Ребятишки-табунщики — зверьки еще более довольные и тихим вечером, и вольным простором лугов, в своих ярких рубашонках тоже бродят веселые и неутомимые, как птицы, в этой сочной траве, среди этих тенистых лесков и полощутся, как утки, в заводях Дона.
То и дело большие рыбные озера перерезают путь, сверкают то тут, то там стальным зеркалом, заставляя змейкою извиваться чуть пробитую луговую дорожку,
А слева непрерывным горным хребтом провожают меня, приосеняя молча бегущую реку, обрывистые кручи донского берега, сплошная белая стена на многие версты, будто ограда какой-то необъятной крепости, с зеленою травяною крышею наверху. Она удивительно эффектно опрокидывается целиком в синие еще омуты Дона, который кажется от этого бездонно-глубоким. И всякий раз, как я вижу эти белые кручи над синею стремниною исторической реки, я не могу не сказать сам себе:
— Да, это действительно синий Дон! Недаром дали ему народы это древнее его прозвище.
— Что, барин, лодки-то не нашли? Не повезли вас рыбаки? — участливо обратился ко мне ямщик, незаметно сдерживая лошадей и очевидно собираясь покурить.
— Нет, не взялись... Поздно, говорят...
— Поздно — это что! Пустое... А народ весь в поле, хлеб убирают, вот в чем причина. В свободное-то время, что ж бы! Меньше рубля только не возьмут, никак нельзя... Положим, им овсом лошадей не кормить и дегтем колес не мазать, не то что нашему брату, ну а все ж таки... В гору ведь лезть надо, четыре бабайки нужно, стало, пять человек народу... Вот и сочтите теперь сами... А маленькую лодку на гору-то и не взгонишь... Под воду совсем иная статья, под воду что!.. Сама понесет...

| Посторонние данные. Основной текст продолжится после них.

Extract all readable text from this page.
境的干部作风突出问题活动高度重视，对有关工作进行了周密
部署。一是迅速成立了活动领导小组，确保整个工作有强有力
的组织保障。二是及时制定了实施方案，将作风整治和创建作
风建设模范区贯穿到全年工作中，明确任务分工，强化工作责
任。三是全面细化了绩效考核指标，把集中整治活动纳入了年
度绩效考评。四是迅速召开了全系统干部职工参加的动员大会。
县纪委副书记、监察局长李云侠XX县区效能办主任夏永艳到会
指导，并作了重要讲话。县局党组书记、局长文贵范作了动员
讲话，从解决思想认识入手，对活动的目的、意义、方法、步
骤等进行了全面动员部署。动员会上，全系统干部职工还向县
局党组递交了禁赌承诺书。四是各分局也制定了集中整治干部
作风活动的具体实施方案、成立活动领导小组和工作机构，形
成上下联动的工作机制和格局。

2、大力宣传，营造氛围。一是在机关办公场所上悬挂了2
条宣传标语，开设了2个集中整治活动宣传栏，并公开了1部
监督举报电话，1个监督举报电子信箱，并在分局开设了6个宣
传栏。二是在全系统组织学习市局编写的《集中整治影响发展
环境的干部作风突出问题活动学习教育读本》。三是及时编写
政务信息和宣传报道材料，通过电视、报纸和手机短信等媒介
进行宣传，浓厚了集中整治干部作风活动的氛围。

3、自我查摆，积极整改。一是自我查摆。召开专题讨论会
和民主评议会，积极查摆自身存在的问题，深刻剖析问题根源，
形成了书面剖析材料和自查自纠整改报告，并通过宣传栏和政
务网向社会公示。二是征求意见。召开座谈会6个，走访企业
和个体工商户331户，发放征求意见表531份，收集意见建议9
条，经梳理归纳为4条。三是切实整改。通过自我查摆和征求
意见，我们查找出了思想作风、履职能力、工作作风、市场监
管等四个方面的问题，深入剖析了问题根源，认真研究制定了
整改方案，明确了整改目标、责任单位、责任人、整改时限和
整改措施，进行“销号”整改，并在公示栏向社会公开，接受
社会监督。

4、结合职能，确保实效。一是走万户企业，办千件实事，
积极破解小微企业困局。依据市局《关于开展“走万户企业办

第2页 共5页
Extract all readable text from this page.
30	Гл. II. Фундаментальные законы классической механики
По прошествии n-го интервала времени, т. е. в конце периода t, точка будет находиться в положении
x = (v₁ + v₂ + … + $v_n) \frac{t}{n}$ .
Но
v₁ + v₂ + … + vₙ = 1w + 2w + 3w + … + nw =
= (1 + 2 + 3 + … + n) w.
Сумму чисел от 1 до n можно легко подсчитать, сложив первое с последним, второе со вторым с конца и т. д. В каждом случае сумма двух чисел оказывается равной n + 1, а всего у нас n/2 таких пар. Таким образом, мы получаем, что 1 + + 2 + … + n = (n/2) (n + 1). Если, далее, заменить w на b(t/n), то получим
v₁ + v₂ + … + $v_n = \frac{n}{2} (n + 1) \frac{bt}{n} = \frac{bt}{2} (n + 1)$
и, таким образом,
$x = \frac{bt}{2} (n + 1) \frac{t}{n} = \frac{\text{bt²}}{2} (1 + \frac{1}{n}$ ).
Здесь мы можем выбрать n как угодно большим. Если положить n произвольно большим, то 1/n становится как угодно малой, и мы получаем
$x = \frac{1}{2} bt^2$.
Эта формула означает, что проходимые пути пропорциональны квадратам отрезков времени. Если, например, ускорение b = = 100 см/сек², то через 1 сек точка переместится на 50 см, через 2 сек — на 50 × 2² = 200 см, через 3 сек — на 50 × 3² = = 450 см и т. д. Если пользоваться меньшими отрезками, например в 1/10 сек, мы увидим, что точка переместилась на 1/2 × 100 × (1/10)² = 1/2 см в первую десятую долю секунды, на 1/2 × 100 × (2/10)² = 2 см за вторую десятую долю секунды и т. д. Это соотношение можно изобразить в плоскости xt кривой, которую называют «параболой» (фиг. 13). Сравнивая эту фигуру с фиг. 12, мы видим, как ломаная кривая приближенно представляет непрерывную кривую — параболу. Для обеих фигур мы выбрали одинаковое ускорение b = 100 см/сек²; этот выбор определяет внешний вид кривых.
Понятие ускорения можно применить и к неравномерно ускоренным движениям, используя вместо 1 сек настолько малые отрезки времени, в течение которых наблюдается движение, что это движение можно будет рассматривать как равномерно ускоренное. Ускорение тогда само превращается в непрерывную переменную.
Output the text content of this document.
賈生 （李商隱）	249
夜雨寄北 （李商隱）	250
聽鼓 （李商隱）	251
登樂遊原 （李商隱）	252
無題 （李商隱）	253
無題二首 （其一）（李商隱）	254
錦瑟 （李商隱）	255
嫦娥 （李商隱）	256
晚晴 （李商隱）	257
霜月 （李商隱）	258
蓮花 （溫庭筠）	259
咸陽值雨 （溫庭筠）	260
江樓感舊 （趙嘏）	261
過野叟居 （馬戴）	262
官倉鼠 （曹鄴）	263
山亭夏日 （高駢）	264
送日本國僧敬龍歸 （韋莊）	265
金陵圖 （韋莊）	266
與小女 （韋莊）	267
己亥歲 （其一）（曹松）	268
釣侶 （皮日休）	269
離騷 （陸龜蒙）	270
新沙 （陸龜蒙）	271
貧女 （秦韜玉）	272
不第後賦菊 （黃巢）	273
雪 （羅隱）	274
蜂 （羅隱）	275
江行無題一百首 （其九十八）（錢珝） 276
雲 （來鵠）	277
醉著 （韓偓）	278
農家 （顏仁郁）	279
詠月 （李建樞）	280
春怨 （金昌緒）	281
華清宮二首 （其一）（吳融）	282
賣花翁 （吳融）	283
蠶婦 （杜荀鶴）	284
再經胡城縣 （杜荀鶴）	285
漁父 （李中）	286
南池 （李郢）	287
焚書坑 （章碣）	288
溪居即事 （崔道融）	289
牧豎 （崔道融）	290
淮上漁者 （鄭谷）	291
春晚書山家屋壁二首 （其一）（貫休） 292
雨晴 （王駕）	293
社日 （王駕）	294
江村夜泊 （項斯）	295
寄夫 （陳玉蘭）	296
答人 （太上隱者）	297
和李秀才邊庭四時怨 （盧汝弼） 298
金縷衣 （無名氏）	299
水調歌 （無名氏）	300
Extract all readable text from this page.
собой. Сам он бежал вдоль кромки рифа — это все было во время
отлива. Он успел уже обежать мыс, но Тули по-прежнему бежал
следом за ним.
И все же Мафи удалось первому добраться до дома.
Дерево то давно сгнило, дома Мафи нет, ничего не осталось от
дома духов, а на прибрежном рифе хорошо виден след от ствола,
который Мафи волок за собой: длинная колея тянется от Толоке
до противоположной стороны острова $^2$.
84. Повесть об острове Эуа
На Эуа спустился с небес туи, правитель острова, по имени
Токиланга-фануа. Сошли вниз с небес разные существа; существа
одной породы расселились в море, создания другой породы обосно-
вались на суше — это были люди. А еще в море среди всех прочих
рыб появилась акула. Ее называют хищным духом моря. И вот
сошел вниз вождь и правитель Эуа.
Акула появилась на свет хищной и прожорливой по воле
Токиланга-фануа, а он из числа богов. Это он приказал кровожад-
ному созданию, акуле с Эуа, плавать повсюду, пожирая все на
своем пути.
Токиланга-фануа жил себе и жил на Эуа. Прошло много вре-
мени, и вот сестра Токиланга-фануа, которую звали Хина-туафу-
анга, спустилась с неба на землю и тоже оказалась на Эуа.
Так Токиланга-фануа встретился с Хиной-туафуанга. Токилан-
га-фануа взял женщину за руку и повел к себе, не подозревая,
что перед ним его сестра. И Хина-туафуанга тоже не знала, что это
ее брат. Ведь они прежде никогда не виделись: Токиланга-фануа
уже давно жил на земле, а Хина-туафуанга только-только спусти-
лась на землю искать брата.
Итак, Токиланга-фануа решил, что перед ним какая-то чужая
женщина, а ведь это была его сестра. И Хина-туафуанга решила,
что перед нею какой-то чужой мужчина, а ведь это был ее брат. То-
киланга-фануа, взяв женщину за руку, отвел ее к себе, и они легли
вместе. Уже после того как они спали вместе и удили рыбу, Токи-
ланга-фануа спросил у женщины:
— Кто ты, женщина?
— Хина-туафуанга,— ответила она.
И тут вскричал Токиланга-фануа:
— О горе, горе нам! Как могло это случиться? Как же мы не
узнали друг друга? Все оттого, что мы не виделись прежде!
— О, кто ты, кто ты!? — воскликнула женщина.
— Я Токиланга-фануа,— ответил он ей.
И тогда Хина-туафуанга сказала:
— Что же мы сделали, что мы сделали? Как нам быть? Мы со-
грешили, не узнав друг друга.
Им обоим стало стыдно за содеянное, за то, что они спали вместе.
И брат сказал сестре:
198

Не переставая разговаривать, возница мой очень последовательно вынимал, между тем, из-за голенища трубочку-носогрейку, а из кармана бумажку с махоркой.
— Покурить, барин, дозволите?
— Дозволю.
— Эх-ма! — почесал он, оглядываясь на меня, — табак вот есть, а бумажки нет... Газетки, барин, нет ли какой? Да спичечкой не разживусь ли у вашей милости?
Я дал ему и спичек, и бумажку.
— Вот на том благодарим покорно, теперь доехать будет веселее! — обрадовался словоохотливый ямщик.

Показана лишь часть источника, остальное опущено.